Когда я к середине ночи покинул княжеские покои и решил проведать возлюбленную, то, войдя в её комнату, я обнаружил её мирно спящей на ковре перед тумбочкой, на которой стояли свечи и фарфоровая статуэтка Девы Марии. Нет сомнений, Доменика молилась всю ночь, пока сон и усталость не взяли своё. Удивительная женщина.

Как бы ни хотелось мне не нарушать сон моей «поющей лисички», я всё же не мог допустить, чтобы она простудилась на каменном полу, поэтому я осторожно коснулся её плеча и тихо шепнул:

— Проснись, любимая. Всё хорошо. Вставай, на полу холодно, простудишься.

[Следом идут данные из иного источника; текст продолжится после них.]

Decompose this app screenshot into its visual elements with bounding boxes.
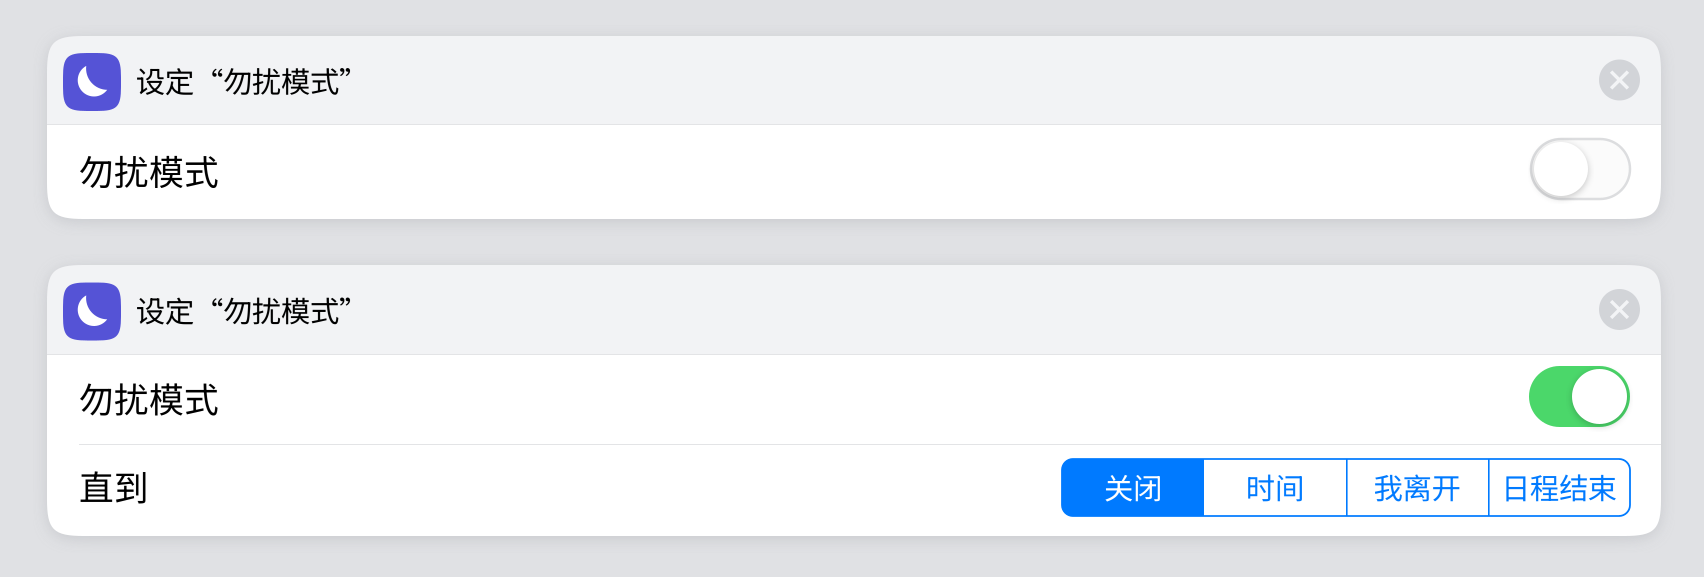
staticText: 日程结束: [1501, 465, 1617, 508]
staticText: 时间: [1246, 465, 1304, 508]
staticText: 设定“勿扰模式”: [136, 288, 368, 331]
button[interactable]: 日程结束: [1488, 459, 1630, 516]
button[interactable]: 时间: [1204, 459, 1346, 516]
button[interactable]: 勿扰模式: [47, 355, 1661, 444]
staticText: 我离开: [1374, 465, 1460, 508]
button[interactable]: 勿扰模式: [47, 125, 1661, 219]
button[interactable]: 移除此操作: [1599, 289, 1640, 330]
staticText: 勿扰模式: [79, 145, 219, 195]
button[interactable]: 勿扰模式，已开启: [1529, 366, 1630, 427]
button[interactable]: 移除此操作: [1599, 60, 1640, 100]
button[interactable]: 我离开: [1346, 459, 1488, 516]
staticText: 关闭: [1104, 465, 1162, 508]
staticText: 设定“勿扰模式”: [136, 59, 368, 101]
button[interactable]: 关闭: [1062, 459, 1204, 516]
staticText: 直到: [79, 460, 149, 511]
staticText: 勿扰模式: [79, 372, 219, 423]
button[interactable]: 勿扰模式，已关闭: [1531, 139, 1630, 199]
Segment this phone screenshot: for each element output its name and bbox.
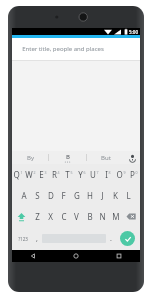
button[interactable]: ?123 <box>14 227 32 250</box>
button[interactable]: M <box>109 206 122 227</box>
staticText: O <box>116 169 123 180</box>
staticText: M <box>112 211 120 222</box>
button[interactable]: A <box>17 185 31 206</box>
button[interactable]: Back <box>12 250 54 262</box>
button[interactable]: By <box>12 151 48 164</box>
button[interactable]: R <box>49 164 62 185</box>
staticText: L <box>126 190 131 201</box>
staticText: U <box>90 169 96 180</box>
staticText: Y <box>78 169 83 180</box>
staticText: 7 <box>96 170 99 175</box>
button[interactable]: E <box>36 164 49 185</box>
staticText: G <box>74 190 80 201</box>
button[interactable]: Done <box>120 231 135 246</box>
button[interactable]: N <box>96 206 109 227</box>
button[interactable]: Y <box>75 164 88 185</box>
staticText: B <box>66 153 70 161</box>
staticText: 0 <box>135 170 138 175</box>
staticText: B <box>87 211 93 222</box>
button[interactable]: Backspace <box>122 206 140 227</box>
button[interactable]: V <box>70 206 83 227</box>
button[interactable]: Shift <box>12 206 31 227</box>
button[interactable]: Z <box>31 206 44 227</box>
button[interactable]: I <box>101 164 114 185</box>
staticText: D <box>48 190 54 201</box>
button[interactable]: B <box>83 206 96 227</box>
staticText: A <box>21 190 27 201</box>
button[interactable]: Recent apps <box>97 250 140 262</box>
button[interactable]: W <box>24 164 36 185</box>
staticText: Q <box>13 169 20 180</box>
button[interactable]: Q <box>12 164 24 185</box>
staticText: P <box>130 169 135 180</box>
button[interactable]: . <box>106 227 116 250</box>
staticText: ?123 <box>18 236 28 242</box>
button[interactable]: K <box>109 185 122 206</box>
staticText: But <box>101 154 111 162</box>
staticText: 6 <box>83 170 86 175</box>
button[interactable]: U <box>88 164 101 185</box>
staticText: 1 <box>20 170 23 175</box>
staticText: 4 <box>57 170 60 175</box>
button[interactable]: H <box>83 185 96 206</box>
button[interactable]: D <box>44 185 57 206</box>
staticText: V <box>74 211 79 222</box>
button[interactable]: Voice input <box>124 151 140 164</box>
button[interactable]: S <box>31 185 44 206</box>
staticText: F <box>61 190 66 201</box>
staticText: X <box>48 211 53 222</box>
button[interactable]: P <box>127 164 140 185</box>
staticText: 9 <box>123 170 126 175</box>
button[interactable]: L <box>122 185 135 206</box>
button[interactable]: J <box>96 185 109 206</box>
staticText: W <box>25 169 33 180</box>
button[interactable]: , <box>32 227 42 250</box>
button[interactable]: X <box>44 206 57 227</box>
button[interactable]: B <box>49 151 86 164</box>
button[interactable]: F <box>57 185 70 206</box>
button[interactable]: Enter title, people and places <box>12 38 140 61</box>
button[interactable]: Home <box>54 250 97 262</box>
button[interactable]: G <box>70 185 83 206</box>
staticText: Enter title, people and places <box>22 45 104 53</box>
staticText: , <box>36 234 38 244</box>
staticText: C <box>61 211 67 222</box>
staticText: N <box>99 211 106 222</box>
staticText: I <box>105 169 108 180</box>
staticText: 5:00 <box>129 29 138 35</box>
staticText: H <box>87 190 93 201</box>
button[interactable]: C <box>57 206 70 227</box>
staticText: T <box>65 169 70 180</box>
staticText: 8 <box>108 170 111 175</box>
staticText: 3 <box>44 170 47 175</box>
staticText: By <box>27 154 34 162</box>
staticText: J <box>101 190 104 201</box>
staticText: S <box>35 190 40 201</box>
button[interactable]: But <box>87 151 124 164</box>
staticText: K <box>113 190 118 201</box>
staticText: E <box>39 169 44 180</box>
button[interactable]: T <box>62 164 75 185</box>
button[interactable]: O <box>114 164 127 185</box>
staticText: 5 <box>70 170 73 175</box>
staticText: Z <box>35 211 40 222</box>
staticText: R <box>52 169 57 180</box>
staticText: 2 <box>33 170 36 175</box>
staticText: . <box>110 234 112 244</box>
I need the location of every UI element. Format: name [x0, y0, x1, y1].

— Алессандро… сокровище моё, — с грустной улыбкой Доменика провела рукой по моей щеке, приподнимаясь с пола. — Ты в порядке?

— Да, — отвечал я, хотя, судя по усталости в голосе и интонации, этого сказать было нельзя.

— Всё ещё хочешь сбежать? — осторожно спросила Доменика, поднимаясь с пола.

— Какое там, — с грустью вздохнул я, подходя к кровати. — От своей судьбы не убежишь. Я надеюсь, ты понимаешь, о чём я говорю.

— Понимаю, — опустив глаза, отвечала синьорина Кассини, забираясь под одеяло и ёжась от холода: видать, всё-таки замёрзла на полу, в сыром помещении.

Ничего не говоря, я просто разделся и лёг рядом с ней, стараясь согреть, передать ей частицу своего тепла, обнимая за талию. Я прижимал её к себе и не хотел отпускать, и лишь в этих прикосновениях я находил утешение и успокоение той боли, которая раздирала моё сознание. Ты — моя, и всегда ею будешь, с кем бы ни пришлось тебе разделить ложе, знай, не ты мне, но я принадлежу тебе. Всецело твой.

— Ты такой тёплый, Алессандро, — шептала Доменика, глядя в окно. — А Луна — нет. Луна холодная, хоть и светит. Посмотри, какое у неё несчастное лицо…

— Это не лицо, это лунные моря и океаны. Океан Бурь, море Ясности, море Дождей… Да их много, и я все не помню, — также тихо шептал я ей на ухо. — Но эти моря необычные, в них нет воды. Однако, они имеют право называться морями.

— Вот и я о том же тебе говорила. Можно светить и не согревать, а можно быть морем, и не омывать водой берег… Желание без любви ничто, Алессандро. А любовь и без желания самодостаточна.

— Но я… испытываю его, Доменика, — прошептал я. — Послушай, как колотится моё сердце. Разве не оно источник желания? Или ты… не веришь мне?

— Я верю тебе, моя радость. И таю под твоими прикосновениями.

— Доменика, — осторожно шепнул я. — Можно я поцелую твою грудь?

— Нет, прошу. Не сейчас, — прерывисто отвечала синьорина Кассини. — Надо подождать.

— Боюсь, что ждать придётся слишком долго, — вздохнул я. — Возможно, все двести восемьдесят семь лет…

Когда я проснулся, Доменика уже одевалась и приводила себя в порядок за ширмой, и я решил не мешать ей. Одевшись и выйдя из комнаты, я увидел Стефано, который, как безумный Паутиныч, нёсся по коридору и махал руками.

— Ах, Алессандро! Ты не представляешь, как я испугался! Только вышел я утром из своей комнаты, дабы вынести ночную вазу, вдруг слышу крики на вашем языке! Это был князь Микеле, а с ним ещё доктор приехал! Они направлялись в комнату дона Пьетро! Я поставил вазу на пол и побежал за ними, но меня не впустили и захлопнули перед носом дверь! До меня дошло, что князь плохо себя чувствует! Я разбудил Паолину и всё ей сказал, она сейчас в комнате вашего отца, вместе с Микеле и доктором!